One way to prepare for success in any race is to apply the principle of specificity: do your training runs on terrain that is as similar to what you'll experience in a race as possible.
I'm convinced that the best thing Sarah and I did during our HURT 100 training, the single choice that contributed most to finishing, was pulling together a 20-mile training loop with more than 5,000' of climbing per loop -- very similar to the HURT 100's steep, gnarly course. Training day in, day out on those trails meant that on race day, we had the confidence (and the fitness) to tackle those intimidating climbs.
I'm training for another race with a lot of climbing: the Old Gabe 50k, which packs nearly 11,000' of climbing into just 32 miles. At 13% grade, mile for mile it's similar to Hardrock. So as I plan this spring's long runs, I thought I'd assemble a list of nearby climbs to use as a reference to get in as much climbing as possible.

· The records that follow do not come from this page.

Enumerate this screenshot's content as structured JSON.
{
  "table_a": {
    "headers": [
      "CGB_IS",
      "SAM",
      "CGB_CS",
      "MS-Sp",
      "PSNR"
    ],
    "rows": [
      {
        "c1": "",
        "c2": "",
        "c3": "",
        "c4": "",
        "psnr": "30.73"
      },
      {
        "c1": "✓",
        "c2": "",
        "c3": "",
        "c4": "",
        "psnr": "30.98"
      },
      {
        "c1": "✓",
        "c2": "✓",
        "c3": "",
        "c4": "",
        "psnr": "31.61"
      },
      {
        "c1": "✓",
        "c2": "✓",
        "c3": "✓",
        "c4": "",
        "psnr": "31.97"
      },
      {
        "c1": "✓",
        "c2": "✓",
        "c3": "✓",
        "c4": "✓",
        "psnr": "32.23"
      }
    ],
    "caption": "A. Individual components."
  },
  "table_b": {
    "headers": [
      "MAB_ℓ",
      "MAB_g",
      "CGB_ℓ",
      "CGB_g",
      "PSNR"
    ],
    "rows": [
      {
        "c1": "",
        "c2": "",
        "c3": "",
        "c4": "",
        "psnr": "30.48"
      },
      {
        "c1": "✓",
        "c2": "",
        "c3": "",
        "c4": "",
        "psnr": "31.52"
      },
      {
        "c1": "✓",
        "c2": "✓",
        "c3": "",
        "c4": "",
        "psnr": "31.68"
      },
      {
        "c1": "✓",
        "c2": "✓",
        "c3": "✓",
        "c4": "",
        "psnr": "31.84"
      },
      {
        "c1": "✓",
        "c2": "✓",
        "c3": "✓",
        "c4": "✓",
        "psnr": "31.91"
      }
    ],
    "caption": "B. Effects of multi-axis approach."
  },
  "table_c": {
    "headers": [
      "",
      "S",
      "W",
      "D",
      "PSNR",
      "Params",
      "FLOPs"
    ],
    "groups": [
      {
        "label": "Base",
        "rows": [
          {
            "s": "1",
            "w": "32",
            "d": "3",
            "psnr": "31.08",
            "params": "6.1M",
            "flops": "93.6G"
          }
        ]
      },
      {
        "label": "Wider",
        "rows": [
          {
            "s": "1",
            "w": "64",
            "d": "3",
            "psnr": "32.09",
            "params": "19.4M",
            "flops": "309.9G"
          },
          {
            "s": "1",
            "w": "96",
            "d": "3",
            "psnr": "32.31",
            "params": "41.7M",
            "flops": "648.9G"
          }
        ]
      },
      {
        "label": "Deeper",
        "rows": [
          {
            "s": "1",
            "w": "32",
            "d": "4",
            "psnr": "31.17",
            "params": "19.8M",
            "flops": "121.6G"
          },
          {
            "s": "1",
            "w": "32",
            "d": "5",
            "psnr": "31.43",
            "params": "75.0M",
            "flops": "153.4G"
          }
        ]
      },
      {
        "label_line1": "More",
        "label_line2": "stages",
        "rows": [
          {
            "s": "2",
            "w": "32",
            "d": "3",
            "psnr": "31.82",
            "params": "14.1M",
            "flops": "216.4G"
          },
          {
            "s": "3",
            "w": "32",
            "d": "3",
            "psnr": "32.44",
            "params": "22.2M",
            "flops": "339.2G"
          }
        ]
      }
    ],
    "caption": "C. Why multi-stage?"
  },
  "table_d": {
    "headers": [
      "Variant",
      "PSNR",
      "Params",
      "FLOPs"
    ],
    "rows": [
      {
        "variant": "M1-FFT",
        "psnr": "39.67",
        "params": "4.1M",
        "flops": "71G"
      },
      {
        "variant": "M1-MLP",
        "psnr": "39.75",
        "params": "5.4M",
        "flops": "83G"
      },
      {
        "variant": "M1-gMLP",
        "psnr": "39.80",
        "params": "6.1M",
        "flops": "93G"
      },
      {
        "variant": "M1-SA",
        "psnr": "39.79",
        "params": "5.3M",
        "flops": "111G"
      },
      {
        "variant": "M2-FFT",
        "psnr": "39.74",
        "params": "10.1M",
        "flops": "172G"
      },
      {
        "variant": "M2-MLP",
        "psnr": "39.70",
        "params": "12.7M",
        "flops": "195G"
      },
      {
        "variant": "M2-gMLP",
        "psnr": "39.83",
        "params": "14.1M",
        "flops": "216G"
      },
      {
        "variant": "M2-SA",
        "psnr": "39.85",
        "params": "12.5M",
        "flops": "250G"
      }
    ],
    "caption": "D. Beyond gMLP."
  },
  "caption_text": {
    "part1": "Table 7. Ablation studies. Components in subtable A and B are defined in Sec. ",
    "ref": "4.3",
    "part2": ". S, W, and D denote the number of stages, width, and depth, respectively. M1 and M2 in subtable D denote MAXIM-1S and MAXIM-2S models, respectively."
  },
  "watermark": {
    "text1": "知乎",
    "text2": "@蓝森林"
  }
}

|Trail||Elevation gain||Round-trip mileage||Average uphill grade|
|Towers Road||1,650'||6.8 miles||9.19%|
|Arthur's Rock||1,180'||3.4 miles||13.15%|
|Round Mountain||2,920'||9 miles||12.29%|
|Crosier Triple||7,200'||25.5 miles||10.7%|
|First ascent (from Drake trailhead)||2,800'||5 miles one way||10.61%|
|Second ascent (middle trailhead)||2,300'||4 miles one way||10.89%|
|Third ascent (Glen Haven trailhead)||2,000'||4 miles one way||9.47%|
Obviously, there are lots of other trails nearby -- I just thought I'd pull together a handy reference for the nearby ones that so many of us train on frequently. Feel free to forward others to me if you'd like to expand this table.
Hope this is helpful, friends; see you on the trail!